Connecting to Virtual File Systems
You can connect to most of your Virtual File Systems (VFS) through VFS connections in PDI. A VFS connection is a stored set of VFS properties that you can use to connect to a specific file system. In PDI, you can add a VFS connection and then reference that connection whenever you want to access files or folders on your Virtual File System. For example, you can use the VFS connection for Hitachi Content Platform (HCP) in any of the HCP transformation steps without the need to repeatedly enter your credentialing information for data access.
With a VFS connection, you can set your VFS properties with a single instance that can be used multiple times. The VFS connection supports the following file system types:
Google Cloud Storage
The Google Cloud Storage file system. See Google Cloud Storage for more information on this protocol.
Snowflake Staging
A staging area used by Snowflake to load files. See Snowflake staging area for more information on this protocol.
Amazon S3 / MinIO
- Simple Storage Service (S3) accesses the resources on Amazon Web Services. See Working with AWS Credentials for Amazon S3 setup instructions.
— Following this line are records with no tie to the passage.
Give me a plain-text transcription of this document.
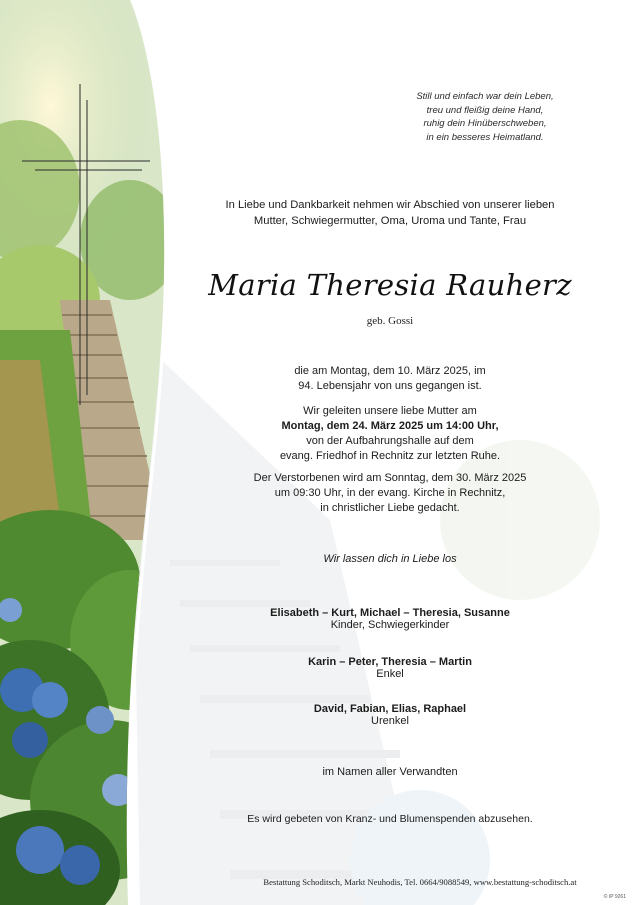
Still und einfach war dein Leben,
treu und fleißig deine Hand,
ruhig dein Hinüberschweben,
in ein besseres Heimatland.
In Liebe und Dankbarkeit nehmen wir Abschied von unserer lieben
Mutter, Schwiegermutter, Oma, Uroma und Tante, Frau
Maria Theresia Rauherz
geb. Gossi
die am Montag, dem 10. März 2025, im
94. Lebensjahr von uns gegangen ist.
Wir geleiten unsere liebe Mutter am
Montag, dem 24. März 2025 um 14:00 Uhr,
von der Aufbahrungshalle auf dem
evang. Friedhof in Rechnitz zur letzten Ruhe.
Der Verstorbenen wird am Sonntag, dem 30. März 2025
um 09:30 Uhr, in der evang. Kirche in Rechnitz,
in christlicher Liebe gedacht.
Wir lassen dich in Liebe los
Elisabeth – Kurt, Michael – Theresia, Susanne
Kinder, Schwiegerkinder
Karin – Peter, Theresia – Martin
Enkel
David, Fabian, Elias, Raphael
Urenkel
im Namen aller Verwandten
Es wird gebeten von Kranz- und Blumenspenden abzusehen.
Bestattung Schoditsch, Markt Neuhodis, Tel. 0664/9088549, www.bestattung-schoditsch.at
© IP 9261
- MinIO accesses data objects on an Amazon compatible storage server. See the MinIO Quickstart Guide for MinIO setup instructions.
HCP
The Hitachi Content Platform. You must configure HCP and PDI before accessing the platform. See Access to HCP for more information.
Microsoft Azure
The Microsoft Azure Storage services. You must create an Azure account and configure Azure Data Lake Storage Gen2 and Blob Storage. See Access to Microsoft Azure for more information.
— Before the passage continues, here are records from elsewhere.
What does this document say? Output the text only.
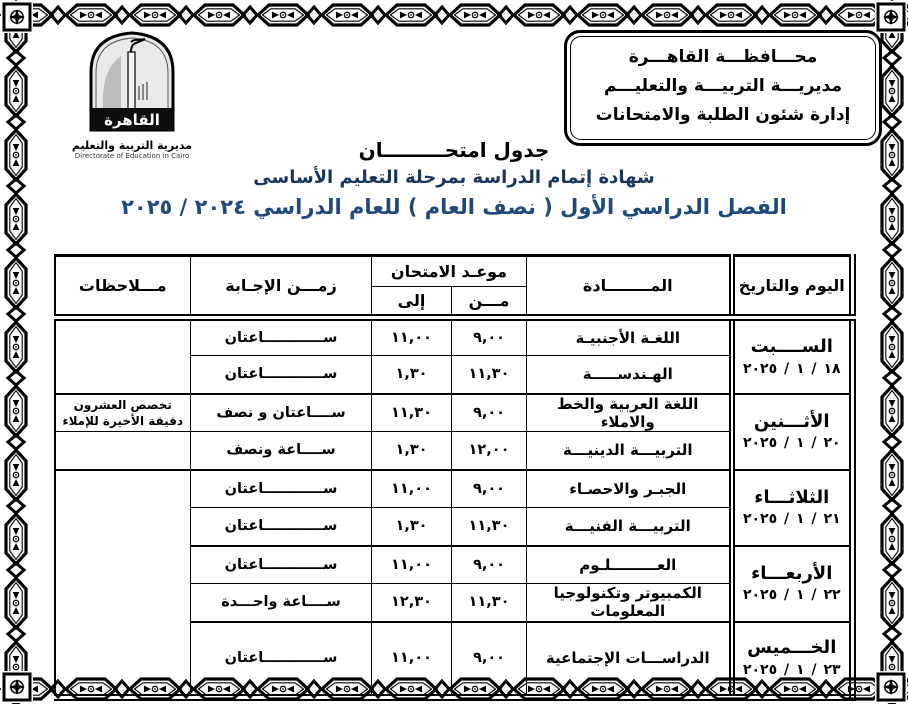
القاهرة
مديرية التربية والتعليم
Directorate of Education in Cairo
محـــافظـــة القاهـــرة
مديريـــة التربيـــة والتعليـــم
إدارة شئون الطلبة والامتحانات
جدول امتحـــــــــان
شهادة إتمام الدراسة بمرحلة التعليم الأساسى
الفصل الدراسي الأول ( نصف العام ) للعام الدراسي ٢٠٢٤ / ٢٠٢٥
اليوم والتاريخ	المــــــــادة	موعـد الامتحان		زمـــن الإجـابة	مـــلاحظات
		مـــن	إلى		

الســــبت
١٨ / ١ / ٢٠٢٥	اللغـة الأجنبيـة	٩,٠٠	١١,٠٠	ســــــــــــاعتان	
	الهـندســـــة	١١,٣٠	١,٣٠	ســــــــــــاعتان	

الأثـــنين
٢٠ / ١ / ٢٠٢٥	اللغة العربية والخط والاملاء	٩,٠٠	١١,٣٠	ســــاعتان و نصف	تخصص العشرون دقيقة الأخيرة للإملاء
	التربيـــة الدينيـــة	١٢,٠٠	١,٣٠	ســــاعة ونصف	

الثلاثـــاء
٢١ / ١ / ٢٠٢٥	الجبـر والاحصـاء	٩,٠٠	١١,٠٠	ســــــــــــاعتان	
	التربيـــة الفنيـــة	١١,٣٠	١,٣٠	ســــــــــــاعتان	

الأربعـــاء
٢٢ / ١ / ٢٠٢٥	العـــــــــلـوم	٩,٠٠	١١,٠٠	ســــــــــــاعتان	
	الكمبيوتر وتكنولوجيا المعلومات	١١,٣٠	١٢,٣٠	ســــاعة واحـــدة	

الخـــميس
٢٣ / ١ / ٢٠٢٥	الدراســـات الإجتماعية	٩,٠٠	١١,٠٠	ســــــــــــاعتان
After you create a VFS connection, you can use it with PDI steps and entries that support the use of VFS connections. The VFS connection is saved in the repository. If you are not connected to a repository, the connection is saved locally on the machine where it was created.
If a VFS connection in PDI is not available for your Virtual File System, you may be able to access it with the VFS browser. See VFS browser for further details.
Before you begin
You must first perform a few setup tasks if you need to access the Google Cloud or the Hitachi Content Platform (HCP).
Access to Google Cloud
Perform the following steps to set up your system to use Google Cloud storage:
Procedure
Download the service account credentials file that you have created using the Google API Console to your local machine.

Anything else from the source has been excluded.